One class belongs entirely to the second class while the third class is entirely different from the two.

For example, the classes of California, U.S.A. and Germany.
It means that:

• California is a state entirely inside U.S.A.
• Germany is a separate country from U.S.A.

## Relation Type 7

One class belongs entirely to the second class and the third class is partly related to the second class.

For example, the classes of Herbivores, Carnivores and Cows.
It means that:

• Some Herbivores can be Carnivores and vice-versa (e.g. Bear). So, the area of intersection denotes Omnivores.
• All Cows are pure Herbivores.

## Relation Type 8

One class belongs to the second class and the third class is partly related to these two.

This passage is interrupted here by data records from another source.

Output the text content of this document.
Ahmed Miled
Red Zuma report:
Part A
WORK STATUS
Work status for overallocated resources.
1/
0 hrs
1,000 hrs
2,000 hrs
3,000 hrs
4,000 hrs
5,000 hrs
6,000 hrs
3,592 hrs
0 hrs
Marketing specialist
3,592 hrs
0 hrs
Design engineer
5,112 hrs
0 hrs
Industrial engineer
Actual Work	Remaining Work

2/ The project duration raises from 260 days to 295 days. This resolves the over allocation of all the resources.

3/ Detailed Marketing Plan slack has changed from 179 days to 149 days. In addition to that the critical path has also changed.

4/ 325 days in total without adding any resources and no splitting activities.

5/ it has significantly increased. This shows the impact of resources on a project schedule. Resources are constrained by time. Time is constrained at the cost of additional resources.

For example, the classes of Males, Brothers and Engineers.
It means that:

• All Brothers are Males.
• Some Males are Engineers and vice-versa.
• Some Brothers are Engineers and vice-versa.

## Relation Type 9

Two separate classes belong entirely to the third class.

For example, the classes of Elements, Copper and Gold.
It means that:

• Both Copper and Gold are Elements.
• No Copper is Gold and vice-versa.

## Relation Type 10

Two classes belong to the third class such that some items of each of these two classes are common too.

For example, the classes of Carnivores, Herbivores and Animals.
It means that:

• Some Carnivores are Herbivores and vice-versa.
• Both Carnivores and Herbivores are Animals.